Based on the correlation between hypoalbuminemia and mortality, it is intriguing to investigate the value of therapeutic albumin infusions in hospitalized COVID-19 patients with severe disease. Therapeutic albumin infusions have previously been compared to crystalloid in patients with non-COVID-19-related ARDS. Although it did not reduce mortality, however, improved oxygenation was suggested [23]. Unfortunately, there is currently a lack of robust data on albumin infusion’s therapeutic value and even more scarce data in patients with COVID-19. The observed hypoalbuminemia could be merely an expression of an underlying inflammatory state rather than a direct cause of morbidity and mortality.

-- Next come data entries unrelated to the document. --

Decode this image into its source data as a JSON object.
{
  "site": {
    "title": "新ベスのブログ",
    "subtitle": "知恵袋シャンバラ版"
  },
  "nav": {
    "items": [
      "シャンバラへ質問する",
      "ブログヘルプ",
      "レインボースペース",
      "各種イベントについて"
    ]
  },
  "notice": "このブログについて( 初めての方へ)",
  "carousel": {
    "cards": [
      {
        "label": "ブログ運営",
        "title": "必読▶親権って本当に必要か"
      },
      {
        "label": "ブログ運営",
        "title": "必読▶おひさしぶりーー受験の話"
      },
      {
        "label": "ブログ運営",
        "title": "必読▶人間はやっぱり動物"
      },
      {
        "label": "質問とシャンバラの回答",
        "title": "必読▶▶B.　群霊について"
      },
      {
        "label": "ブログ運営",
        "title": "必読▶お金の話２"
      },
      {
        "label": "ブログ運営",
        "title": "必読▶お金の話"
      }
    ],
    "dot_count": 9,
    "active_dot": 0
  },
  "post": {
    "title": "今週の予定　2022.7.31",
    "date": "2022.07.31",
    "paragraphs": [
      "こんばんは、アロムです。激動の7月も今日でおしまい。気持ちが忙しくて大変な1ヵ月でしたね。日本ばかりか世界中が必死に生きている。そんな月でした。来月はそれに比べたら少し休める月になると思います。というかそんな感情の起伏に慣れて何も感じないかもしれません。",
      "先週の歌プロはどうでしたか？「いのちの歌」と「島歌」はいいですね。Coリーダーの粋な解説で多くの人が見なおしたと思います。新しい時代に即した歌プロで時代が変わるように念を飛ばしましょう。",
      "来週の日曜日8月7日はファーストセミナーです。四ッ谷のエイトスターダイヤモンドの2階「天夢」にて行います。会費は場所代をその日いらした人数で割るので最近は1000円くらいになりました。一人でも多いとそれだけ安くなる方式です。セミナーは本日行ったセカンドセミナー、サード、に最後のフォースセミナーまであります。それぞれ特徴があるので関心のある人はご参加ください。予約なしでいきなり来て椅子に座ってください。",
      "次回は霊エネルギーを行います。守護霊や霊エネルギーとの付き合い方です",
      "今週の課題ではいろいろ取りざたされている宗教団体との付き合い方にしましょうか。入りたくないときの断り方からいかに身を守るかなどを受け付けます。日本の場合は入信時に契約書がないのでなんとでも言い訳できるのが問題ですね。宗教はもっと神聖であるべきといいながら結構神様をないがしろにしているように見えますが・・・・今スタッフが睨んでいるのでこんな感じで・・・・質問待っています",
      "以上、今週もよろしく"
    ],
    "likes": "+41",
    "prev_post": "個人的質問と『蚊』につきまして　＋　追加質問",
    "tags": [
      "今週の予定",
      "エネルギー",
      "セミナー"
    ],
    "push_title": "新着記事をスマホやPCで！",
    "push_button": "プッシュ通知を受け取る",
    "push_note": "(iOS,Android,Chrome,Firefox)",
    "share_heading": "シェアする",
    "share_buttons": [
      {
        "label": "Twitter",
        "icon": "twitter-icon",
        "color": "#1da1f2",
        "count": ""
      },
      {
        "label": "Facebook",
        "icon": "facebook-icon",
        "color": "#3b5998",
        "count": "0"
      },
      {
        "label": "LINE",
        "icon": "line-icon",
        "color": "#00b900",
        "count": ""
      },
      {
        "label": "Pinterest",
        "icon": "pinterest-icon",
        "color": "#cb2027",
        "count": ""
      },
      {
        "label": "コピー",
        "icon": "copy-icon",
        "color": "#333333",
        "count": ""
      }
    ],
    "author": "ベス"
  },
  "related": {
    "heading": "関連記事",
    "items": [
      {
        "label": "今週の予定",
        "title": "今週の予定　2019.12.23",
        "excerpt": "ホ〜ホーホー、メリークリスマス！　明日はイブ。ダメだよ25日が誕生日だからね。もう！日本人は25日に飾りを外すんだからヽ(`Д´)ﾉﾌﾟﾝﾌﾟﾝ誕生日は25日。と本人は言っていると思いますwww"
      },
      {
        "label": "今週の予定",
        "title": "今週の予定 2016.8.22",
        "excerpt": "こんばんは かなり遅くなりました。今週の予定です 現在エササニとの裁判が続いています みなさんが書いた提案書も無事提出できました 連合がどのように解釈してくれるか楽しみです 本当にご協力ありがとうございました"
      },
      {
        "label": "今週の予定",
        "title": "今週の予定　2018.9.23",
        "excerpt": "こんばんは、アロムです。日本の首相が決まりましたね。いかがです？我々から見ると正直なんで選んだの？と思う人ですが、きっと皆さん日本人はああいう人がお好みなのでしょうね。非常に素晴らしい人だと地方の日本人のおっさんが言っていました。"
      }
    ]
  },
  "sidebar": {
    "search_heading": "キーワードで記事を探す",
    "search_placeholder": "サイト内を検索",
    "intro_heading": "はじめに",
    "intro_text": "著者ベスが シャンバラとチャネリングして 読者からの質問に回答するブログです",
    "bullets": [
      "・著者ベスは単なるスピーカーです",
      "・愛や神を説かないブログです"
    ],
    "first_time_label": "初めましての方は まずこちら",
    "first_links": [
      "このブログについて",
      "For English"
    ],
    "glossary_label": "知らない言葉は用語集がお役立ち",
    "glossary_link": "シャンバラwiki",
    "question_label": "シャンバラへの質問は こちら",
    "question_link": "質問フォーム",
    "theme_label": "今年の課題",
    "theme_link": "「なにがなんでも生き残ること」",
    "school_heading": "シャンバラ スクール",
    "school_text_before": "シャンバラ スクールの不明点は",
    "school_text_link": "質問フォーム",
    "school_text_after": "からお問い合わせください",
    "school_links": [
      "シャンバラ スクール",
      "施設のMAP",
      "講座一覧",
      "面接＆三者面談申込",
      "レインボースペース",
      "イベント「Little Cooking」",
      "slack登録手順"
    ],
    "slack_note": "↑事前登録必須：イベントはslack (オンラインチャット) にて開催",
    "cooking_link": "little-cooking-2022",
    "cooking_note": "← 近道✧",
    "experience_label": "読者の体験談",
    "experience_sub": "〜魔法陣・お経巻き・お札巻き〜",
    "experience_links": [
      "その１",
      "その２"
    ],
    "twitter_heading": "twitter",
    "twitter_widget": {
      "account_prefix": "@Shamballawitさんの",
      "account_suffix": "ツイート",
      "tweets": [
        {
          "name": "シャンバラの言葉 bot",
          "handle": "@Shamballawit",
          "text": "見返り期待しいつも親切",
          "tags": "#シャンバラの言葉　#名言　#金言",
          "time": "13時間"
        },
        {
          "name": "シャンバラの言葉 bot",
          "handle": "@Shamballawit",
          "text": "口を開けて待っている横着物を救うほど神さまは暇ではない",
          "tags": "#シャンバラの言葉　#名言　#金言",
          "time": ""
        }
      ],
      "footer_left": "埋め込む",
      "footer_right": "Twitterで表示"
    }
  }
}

In conclusion, serum albumin level was shown to have a significant association with mortality in our study population and could be considered a strong predictor for mortality in hospitalized patients with COVID-19. Based on our predictive model, it is possible to estimate the odds of mortality based on the serum albumin level on admission. Both the physiopathology of the COVID-19 process and previous evidence support the validity of our data. The investigation of the benefit of therapeutic albumin infusions in this group of patients may be of interest in the future.

Data Availability

Data results are demonstrated in the result section and further explained in the discussion section. In addition, Table 1, Table 2, and Figure 1 demonstrate the results.

Conflicts of Interest

The authors declare that they have no conflicts of interest.